What People Get Wrong (And Keep Getting Wrong)
The persistent error is treating the fiscal multiplier as a property of the policy itself, not as a property of the economy receiving it.
Ask yourself: how many finance ministry press conferences have you seen cite a multiplier estimate without specifying the exchange-rate regime, the trade-openness ratio, or the monetary policy stance? The academic debates about a multiplier sitting above or below one generate more heat than clarity, partly because both sides are sometimes right, for different countries, different regimes, different positions in the business cycle. A multiplier estimated for a large, relatively closed economy where the central bank was holding rates near zero tells you almost nothing about what a Pacific island economy should expect from a port expansion funded by sovereign borrowing. Applying one figure to the other is like using a tide table from the North Sea to navigate a river delta.
There is also a timing problem that models smooth over. The leakage through imports happens fast: households and firms adjust spending within weeks. The domestic income effects of government expenditure take longer to circulate. So even when the long-run multiplier is positive, the short-run fiscal impulse may disappoint precisely when policymakers are watching most closely, in the quarters immediately following the intervention.
Then there is the composition question, which almost nobody addresses honestly. Spending on tradable goods, computers, vehicles, medical equipment, carries higher import content and therefore a lower multiplier. Spending on non-tradable services, home care, local construction labor, public administration, carries lower import content and a higher multiplier. Governments that announce stimulus packages without attending to this distinction are making an implicit bet on the composition of domestic supply capacity. Sometimes they win.
Often they don't. And the fiscal cost of getting it wrong compounds across multiple quarters.
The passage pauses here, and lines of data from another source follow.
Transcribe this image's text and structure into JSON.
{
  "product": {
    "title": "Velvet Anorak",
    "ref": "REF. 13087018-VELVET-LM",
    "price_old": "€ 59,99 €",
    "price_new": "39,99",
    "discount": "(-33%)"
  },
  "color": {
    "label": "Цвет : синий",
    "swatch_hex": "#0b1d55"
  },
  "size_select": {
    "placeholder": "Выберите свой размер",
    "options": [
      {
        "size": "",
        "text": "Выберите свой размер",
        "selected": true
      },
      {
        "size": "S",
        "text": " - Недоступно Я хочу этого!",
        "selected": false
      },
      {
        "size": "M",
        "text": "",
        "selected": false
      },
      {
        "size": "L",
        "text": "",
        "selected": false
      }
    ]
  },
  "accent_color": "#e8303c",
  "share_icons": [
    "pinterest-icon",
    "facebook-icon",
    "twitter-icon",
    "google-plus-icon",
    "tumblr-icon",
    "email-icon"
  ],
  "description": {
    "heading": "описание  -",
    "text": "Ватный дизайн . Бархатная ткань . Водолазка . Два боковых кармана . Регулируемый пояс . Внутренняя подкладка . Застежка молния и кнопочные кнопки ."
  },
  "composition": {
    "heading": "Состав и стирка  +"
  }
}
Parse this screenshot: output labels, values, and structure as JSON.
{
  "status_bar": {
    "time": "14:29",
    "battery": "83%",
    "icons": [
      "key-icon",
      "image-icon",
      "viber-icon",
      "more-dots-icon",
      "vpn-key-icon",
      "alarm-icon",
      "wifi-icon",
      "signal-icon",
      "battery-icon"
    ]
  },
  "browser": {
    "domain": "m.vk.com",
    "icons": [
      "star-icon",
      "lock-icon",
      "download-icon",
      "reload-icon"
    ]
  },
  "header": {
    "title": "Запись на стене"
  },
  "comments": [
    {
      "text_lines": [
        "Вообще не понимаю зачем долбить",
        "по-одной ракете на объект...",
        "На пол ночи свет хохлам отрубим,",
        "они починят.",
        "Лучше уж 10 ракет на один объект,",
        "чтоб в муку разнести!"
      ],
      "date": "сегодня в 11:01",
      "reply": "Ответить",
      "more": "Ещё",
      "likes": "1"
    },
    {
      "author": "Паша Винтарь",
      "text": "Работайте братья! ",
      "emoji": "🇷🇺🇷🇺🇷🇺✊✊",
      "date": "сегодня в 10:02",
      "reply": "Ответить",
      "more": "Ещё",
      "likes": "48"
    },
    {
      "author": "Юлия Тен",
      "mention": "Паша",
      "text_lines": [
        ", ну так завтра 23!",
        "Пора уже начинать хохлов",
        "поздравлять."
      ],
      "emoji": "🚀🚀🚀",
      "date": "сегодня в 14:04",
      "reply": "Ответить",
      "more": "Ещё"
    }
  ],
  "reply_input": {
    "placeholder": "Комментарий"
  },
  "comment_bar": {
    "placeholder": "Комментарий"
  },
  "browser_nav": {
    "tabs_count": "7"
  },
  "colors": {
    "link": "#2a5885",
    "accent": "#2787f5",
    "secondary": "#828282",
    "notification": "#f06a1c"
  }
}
The Uncomfortable Arithmetic of Openness
None of this means fiscal policy is futile in open economies. It means the mechanism is different, the magnitude is smaller, and the design choices matter enormously. A stimulus package that funds imports is partly a gift to trading partners. That can be fine, even intentional, during global downturns when coordinated expansion is the goal. But it should be understood for what it is, not celebrated as domestic demand creation when the evidence points elsewhere.
The models that politicians cite when they want to justify large spending programs were built for a world with higher trade barriers, lower capital mobility, and less globally integrated supply chains. That world is gone. The fiscal multiplier did not disappear with it, but it got smaller, more conditional, and far more dependent on context.
The real cost of ignoring that is not intellectual. It is the ten billion spent on a multiplier of 0.6, the debt that persists, and the narrower room to maneuver when a fresh downturn arrives and the cupboard is already bare.